2014un-en-iyi-yeni-mekanlari-1

Bilmeyen Kalmasın: 2014'ün En İyi Çıkış Yapan 14 Yeni Mekanı

Favorilerime
Ekle

Yavaş yavaş yeni yıla yaklaşırken, "nerede nasıl gireceğiz, ne giyeceğiz” diye telaşa düşmüşken 2014’ü de unutmamak lazım. Hangi mekanların müdavimi olundu, hangileri şöhretine şöhret kattı, hangi mekanlar açıldı hatırlamakta fayda var. İnternette bir sürü almanak görmeye başlamışsınızdır. Bu bir klişe ama klişeleri seviyoruz.

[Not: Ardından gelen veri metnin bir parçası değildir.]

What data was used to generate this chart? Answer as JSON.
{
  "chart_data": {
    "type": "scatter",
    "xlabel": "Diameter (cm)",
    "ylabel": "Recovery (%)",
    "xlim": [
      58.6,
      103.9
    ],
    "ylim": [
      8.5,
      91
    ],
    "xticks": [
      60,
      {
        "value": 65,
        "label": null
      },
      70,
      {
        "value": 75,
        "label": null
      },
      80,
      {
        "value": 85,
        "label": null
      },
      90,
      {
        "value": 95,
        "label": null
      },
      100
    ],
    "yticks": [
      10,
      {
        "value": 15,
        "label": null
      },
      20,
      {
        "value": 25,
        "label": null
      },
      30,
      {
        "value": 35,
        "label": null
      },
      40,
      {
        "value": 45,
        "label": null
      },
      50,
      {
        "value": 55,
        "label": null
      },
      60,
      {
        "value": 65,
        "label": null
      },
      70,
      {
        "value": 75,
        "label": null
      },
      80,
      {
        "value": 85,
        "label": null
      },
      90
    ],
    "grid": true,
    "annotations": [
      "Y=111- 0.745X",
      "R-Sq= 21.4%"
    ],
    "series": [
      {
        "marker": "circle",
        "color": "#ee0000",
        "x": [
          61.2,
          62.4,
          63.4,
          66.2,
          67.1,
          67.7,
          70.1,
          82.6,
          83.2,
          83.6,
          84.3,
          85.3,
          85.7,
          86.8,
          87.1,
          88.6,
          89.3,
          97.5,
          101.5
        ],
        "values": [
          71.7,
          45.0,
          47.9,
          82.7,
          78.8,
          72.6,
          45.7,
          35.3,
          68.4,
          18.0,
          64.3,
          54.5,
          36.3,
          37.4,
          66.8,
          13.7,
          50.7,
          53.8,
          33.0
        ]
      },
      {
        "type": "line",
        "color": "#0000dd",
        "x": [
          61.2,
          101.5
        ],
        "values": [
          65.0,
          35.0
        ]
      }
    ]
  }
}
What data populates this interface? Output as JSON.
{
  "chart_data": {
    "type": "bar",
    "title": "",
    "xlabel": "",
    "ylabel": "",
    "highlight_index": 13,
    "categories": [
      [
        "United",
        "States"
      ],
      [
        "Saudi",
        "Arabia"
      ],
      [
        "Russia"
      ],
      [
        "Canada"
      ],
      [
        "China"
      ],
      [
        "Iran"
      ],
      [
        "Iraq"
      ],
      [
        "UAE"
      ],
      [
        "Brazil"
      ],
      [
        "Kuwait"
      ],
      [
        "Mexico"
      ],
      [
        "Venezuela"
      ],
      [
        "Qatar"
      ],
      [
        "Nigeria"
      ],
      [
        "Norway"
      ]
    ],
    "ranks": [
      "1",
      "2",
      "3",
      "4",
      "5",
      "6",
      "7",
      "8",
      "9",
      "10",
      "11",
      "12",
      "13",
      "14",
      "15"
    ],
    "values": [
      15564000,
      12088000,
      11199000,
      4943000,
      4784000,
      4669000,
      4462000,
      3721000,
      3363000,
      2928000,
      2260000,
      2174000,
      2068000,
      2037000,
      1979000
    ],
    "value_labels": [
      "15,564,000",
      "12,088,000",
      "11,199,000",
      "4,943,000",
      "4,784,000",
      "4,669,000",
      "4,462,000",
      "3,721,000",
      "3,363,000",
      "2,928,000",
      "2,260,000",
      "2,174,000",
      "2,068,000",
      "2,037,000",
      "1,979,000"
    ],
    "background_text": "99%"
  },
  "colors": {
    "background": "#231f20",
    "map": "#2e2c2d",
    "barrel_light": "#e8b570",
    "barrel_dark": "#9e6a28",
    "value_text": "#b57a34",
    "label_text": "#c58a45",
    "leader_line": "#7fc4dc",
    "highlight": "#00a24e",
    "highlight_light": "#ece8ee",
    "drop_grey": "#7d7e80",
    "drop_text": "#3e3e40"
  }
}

Yeni yıla girilecek mekanları ve 2014'ün en iyi kafelerini seçtik şimdi sıra 2014’ün en iyi yeni mekanlarında.

Buyruuun.

Uzayda hissettirir: Kozmonot Pub

Yılın ilk zamanlarında Karaköy’den gelen "yeni mekan” haberleri, yılın sonuna doğru Topağacı’ndan gelmeye başladı. M.O.C., Sunday, Union 22, 400 Derece, Mahalle ve daha çok yeni olmasına rağmen ses getiren Kozmonot Pub.

40’a yakın Avrupa birasından ve leziz kokteyllerinden içebileceğiniz, bunun yanında şarküteri tabağından, kızartmasından, hamburgerinden yararlanabileceğiniz bir mekan.

İsminden anlaşılacağı gibi mekanın teması uzay. Bir pub için yeterince orijinal bir tema. Her köşesinde çekip paylaşmak isteyeceğiniz bir dolu fotoğraf var.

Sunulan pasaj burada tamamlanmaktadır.